The 3 “A”s of selling…Part 1, Attitude
Attitude is a funny thing, one minute it is there, the next it is gone. Who says? Who controls it?
It’s a beautiful morning. You had a sensible breakfast, the family were really cheerful, you gathered all your bits and pieces, a quick glance in the mirror…looking good! Easy drive to your first appointment, traffic is light, the sun is shining. Some favourite music playing in the car, your mind is preparing for the day and it is going to be amazing. Life is good. You have an important first meeting, actually very important, but you are in perfect time.
As you swing round a bend in the road you are faced with red brake lights as far as the eye can see. A total log-jam. It is never busy here, and not a single car is moving. You are going to be late, this is not good. How could you have left it so late, this is desperate.
So we have to wonder at how our attitude shifts so quickly. I have a colleague, Ian Dickson, a great business coach, who talks about his number. On a scale of 1 to 10, where 1 is the lowest and 10 is the best, what is your attitude right now? Ian is always at least a 7 (well his public face is at least an 8, but I am erring on a little acting). How does he do that?
Do you know anyone who is constantly “up”? Or conversely, I am sure you know people who are permanently “down” or ”under the circumstances” as I like to call them.

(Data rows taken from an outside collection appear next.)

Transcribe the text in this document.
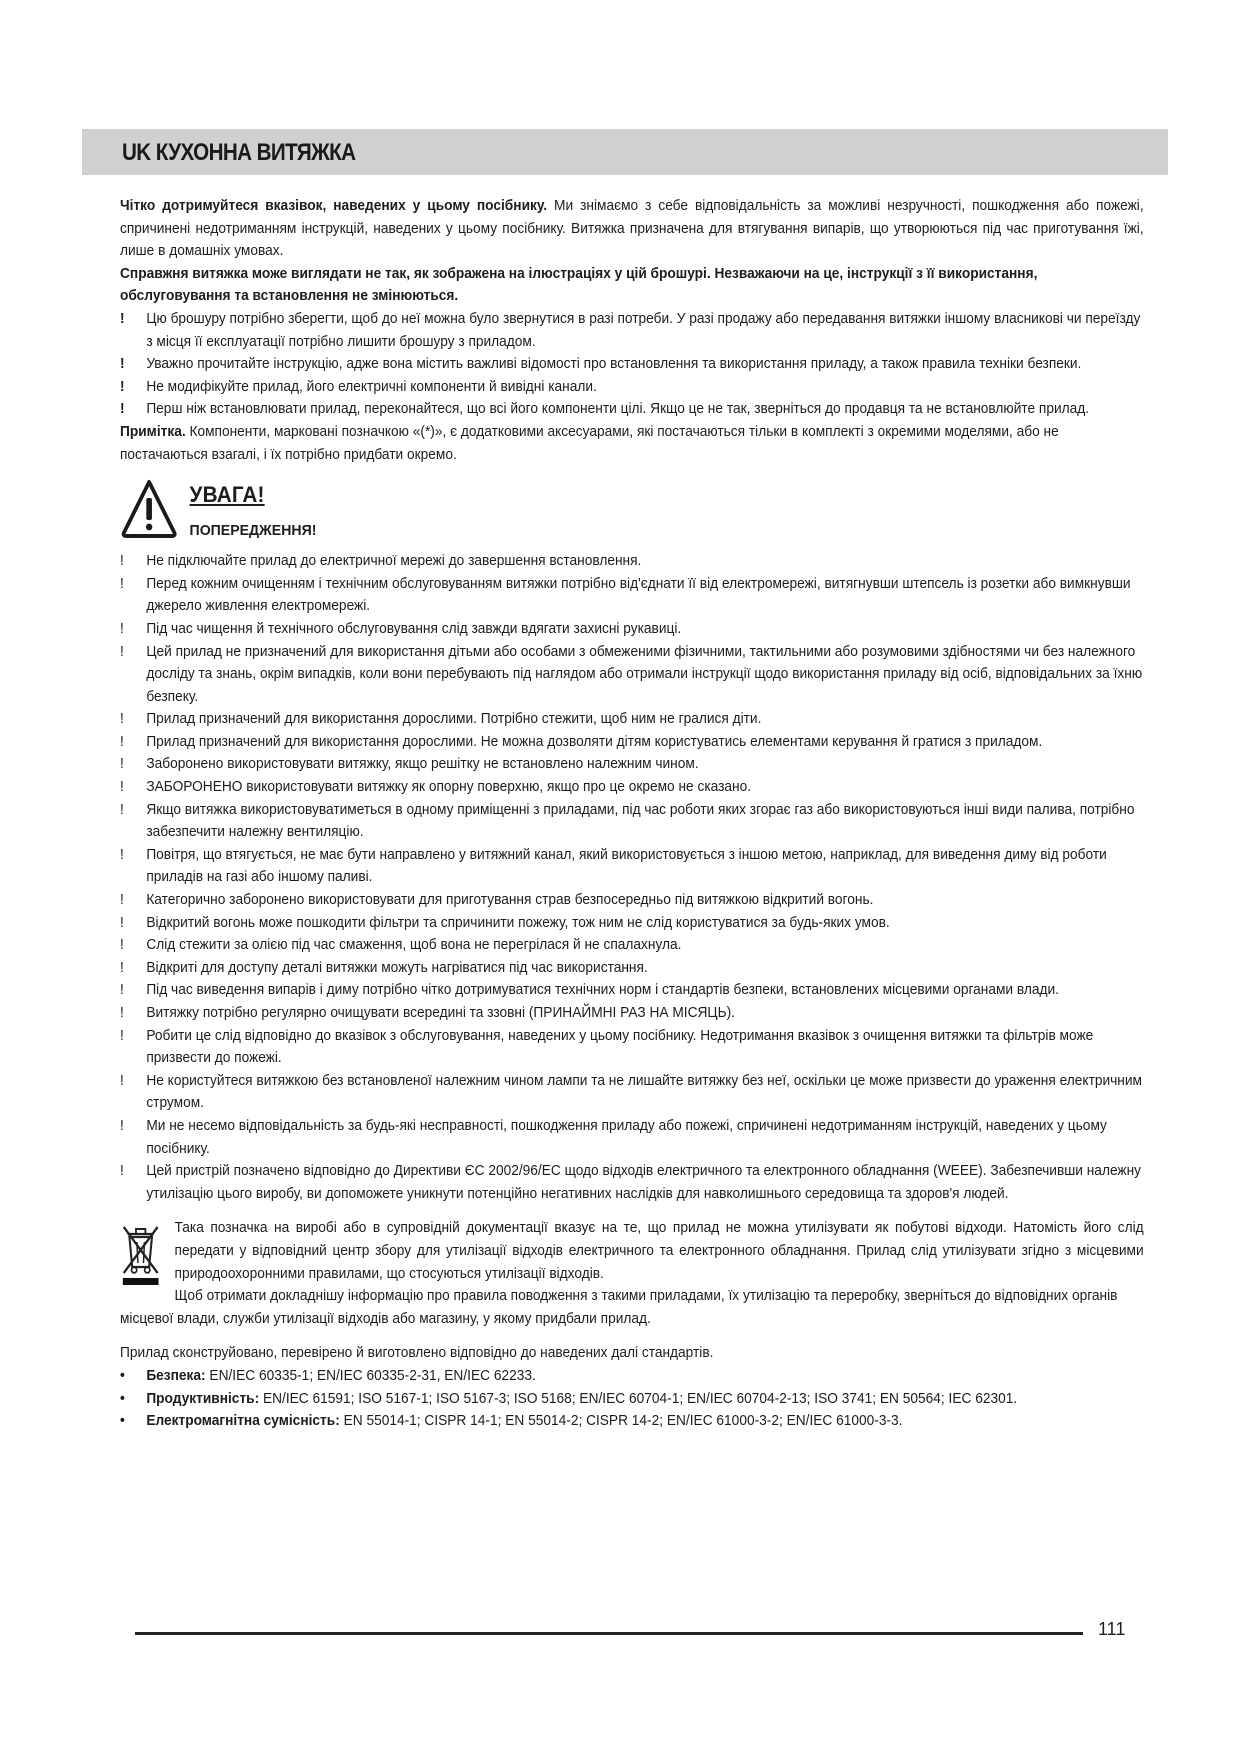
UK КУХОННА ВИТЯЖКА

Чітко дотримуйтеся вказівок, наведених у цьому посібнику. Ми знімаємо з себе відповідальність за можливі незручності, пошкодження або пожежі, спричинені недотриманням інструкцій, наведених у цьому посібнику. Витяжка призначена для втягування випарів, що утворюються під час приготування їжі, лише в домашніх умовах.

Справжня витяжка може виглядати не так, як зображена на ілюстраціях у цій брошурі. Незважаючи на це, інструкції з її використання, обслуговування та встановлення не змінюються.

! Цю брошуру потрібно зберегти, щоб до неї можна було звернутися в разі потреби. У разі продажу або передавання витяжки іншому власникові чи переїзду з місця її експлуатації потрібно лишити брошуру з приладом.
! Уважно прочитайте інструкцію, адже вона містить важливі відомості про встановлення та використання приладу, а також правила техніки безпеки.
! Не модифікуйте прилад, його електричні компоненти й вивідні канали.
! Перш ніж встановлювати прилад, переконайтеся, що всі його компоненти цілі. Якщо це не так, зверніться до продавця та не встановлюйте прилад.

Примітка. Компоненти, марковані позначкою «(*)», є додатковими аксесуарами, які постачаються тільки в комплекті з окремими моделями, або не постачаються взагалі, і їх потрібно придбати окремо.

УВАГА!
ПОПЕРЕДЖЕННЯ!
! Не підключайте прилад до електричної мережі до завершення встановлення.
! Перед кожним очищенням і технічним обслуговуванням витяжки потрібно від'єднати її від електромережі, витягнувши штепсель із розетки або вимкнувши джерело живлення електромережі.
! Під час чищення й технічного обслуговування слід завжди вдягати захисні рукавиці.
! Цей прилад не призначений для використання дітьми або особами з обмеженими фізичними, тактильними або розумовими здібностями чи без належного досліду та знань, окрім випадків, коли вони перебувають під наглядом або отримали інструкції щодо використання приладу від осіб, відповідальних за їхню безпеку.
! Прилад призначений для використання дорослими. Потрібно стежити, щоб ним не гралися діти.
! Прилад призначений для використання дорослими. Не можна дозволяти дітям користуватись елементами керування й гратися з приладом.
! Заборонено використовувати витяжку, якщо решітку не встановлено належним чином.
! ЗАБОРОНЕНО використовувати витяжку як опорну поверхню, якщо про це окремо не сказано.
! Якщо витяжка використовуватиметься в одному приміщенні з приладами, під час роботи яких згорає газ або використовуються інші види палива, потрібно забезпечити належну вентиляцію.
! Повітря, що втягується, не має бути направлено у витяжний канал, який використовується з іншою метою, наприклад, для виведення диму від роботи приладів на газі або іншому паливі.
! Категорично заборонено використовувати для приготування страв безпосередньо під витяжкою відкритий вогонь.
! Відкритий вогонь може пошкодити фільтри та спричинити пожежу, тож ним не слід користуватися за будь-яких умов.
! Слід стежити за олією під час смаження, щоб вона не перегрілася й не спалахнула.
! Відкриті для доступу деталі витяжки можуть нагріватися під час використання.
! Під час виведення випарів і диму потрібно чітко дотримуватися технічних норм і стандартів безпеки, встановлених місцевими органами влади.
! Витяжку потрібно регулярно очищувати всередині та ззовні (ПРИНАЙМНІ РАЗ НА МІСЯЦЬ).
! Робити це слід відповідно до вказівок з обслуговування, наведених у цьому посібнику. Недотримання вказівок з очищення витяжки та фільтрів може призвести до пожежі.
! Не користуйтеся витяжкою без встановленої належним чином лампи та не лишайте витяжку без неї, оскільки це може призвести до ураження електричним струмом.
! Ми не несемо відповідальність за будь-які несправності, пошкодження приладу або пожежі, спричинені недотриманням інструкцій, наведених у цьому посібнику.
! Цей пристрій позначено відповідно до Директиви ЄС 2002/96/ЕС щодо відходів електричного та електронного обладнання (WEEE). Забезпечивши належну утилізацію цього виробу, ви допоможете уникнути потенційно негативних наслідків для навколишнього середовища та здоров'я людей.

Така позначка на виробі або в супровідній документації вказує на те, що прилад не можна утилізувати як побутові відходи. Натомість його слід передати у відповідний центр збору для утилізації відходів електричного та електронного обладнання. Прилад слід утилізувати згідно з місцевими природоохоронними правилами, що стосуються утилізації відходів.

Щоб отримати докладнішу інформацію про правила поводження з такими приладами, їх утилізацію та переробку, зверніться до відповідних органів місцевої влади, служби утилізації відходів або магазину, у якому придбали прилад.

Прилад сконструйовано, перевірено й виготовлено відповідно до наведених далі стандартів.

• Безпека: EN/IEC 60335-1; EN/IEC 60335-2-31, EN/IEC 62233.
• Продуктивність: EN/IEC 61591; ISO 5167-1; ISO 5167-3; ISO 5168; EN/IEC 60704-1; EN/IEC 60704-2-13; ISO 3741; EN 50564; IEC 62301.
• Електромагнітна сумісність: EN 55014-1; CISPR 14-1; EN 55014-2; CISPR 14-2; EN/IEC 61000-3-2; EN/IEC 61000-3-3.
111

Am I talking about mood or attitude? If I savagely paraphrase the definitions in the Mental State (or Status) Examination (MSE), used in psychiatric assessment, mood is the internal state, whereas attitude is the outward manifestation, not the affect of the mood as much as the face put on it to others.
So it is exactly the attitude that is important here. Whereas our mood swings because of a number of contributing factors (not least chemical), our attitude is really under our control as it is the way we portray those inner feelings and how we interact with others.
How are we perceived by our customers, regardless of our mood or what is happening in our lives? One thing that is important to a business relationship is of course consistency. Just as it is difficult being close to someone who blows hot and cold, who reacts differently to the same thing on different days, it is also uncomfortable doing business with people like this.
May I introduce Marge Johnson. Some years ago, I moved to a new area. When talking about getting settled in to the new house, I was warned by colleagues in my office that I would have fun with the cable company. I would only have one supplier as they had a monopoly in the area, but that they were terrible to deal with.
Sure enough, after checking online and making a call to get my service set up, I started hitting problems. One thing after another went wrong from the wrong date to be home for the installation, to them not turning up, to the wrong equipment etc..
I started having longer and more frustrating calls with their “help desk”. I found their desk manned by people who could only work to inflexible scripts, who didn’t seem to know a great deal and who frankly didn’t seem to care. It became more and more frustrating.
Eventually, one call went downhill so far, I demanded to speak to a supervisor. I mean demanded. After trying to avoid putting me through for some time, eventually I was put on hold for a supervisor. “Pity the poor fool” who was about to pick up the phone and pity their eardrums that were never going to be the same again. (My attitude was certainly in the toilet at this stage.)
“Hello, my name’s Marge Johnson, I know you are having a very frustrating time Mr Murphy, I am going to make that all better. How can I help?” A softly spoken, but authoritative, mature voice. (Sorry, Marge, I don’t know how old you were at the time, and I don’t mean old, you just didn’t sound 20something.) Immediately the wind was taken out of my sails. I could hardly rant at my “favourite aunt”.
Not only did Marge Johnson sound totally disarming, but she had all the right attitude. It was all about “us” fixing things together, I would explain, she would emphathise and understand and then come up with remedial action. If I was on a rant to nothing, well more of a whine by now, she would listen and understand even if there was no remedial action necessary. The whole conversation didn’t take that long either. Minutes and we had all the action plan in place.
The rest of the saga is for another day, but the real revelation was the attitude Marge Johnson portrayed to me…it was perfect for the situation.
We adopted “the Marge Johnson factor” in my company to mean, setting the right attitude towards customers and prospects. But having only met Marge briefly today, you can think of it as the favourite aunt or uncle syndrome.
Why aunt or uncle? Well, if you have one or can visualize one, what are they? Consistent, warm, on your side, positive, have appropriate answers to anything and never mind being asked. They pick you up when you are down, empathise but without wallowing in sympathy (for too long, just enough). They are or appear slightly older, wiser or in some way someone to look up to and trust. Now it’s your turn, what else is there about your favourite aunt or uncle that you would like to emulate with your customers, clients or prospects?
You can and should choose your attitude throughout your day. But to be more successful than you are today, if that is your desire, you must choose your attitude and maintain it whilst interacting with others in business. If you don’t like the “favourite aunt or uncle” approach, who do you most like buying from? What are the elements of their attitude that make you appreciate working with them?
Having decided what attitude you wish to portray, make copious notes of the detail, review them often, particularly before interactions. And as you drive away, put the phone down or walk away from the meeting, ask yourself “how did I deviate from my chosen attitude?”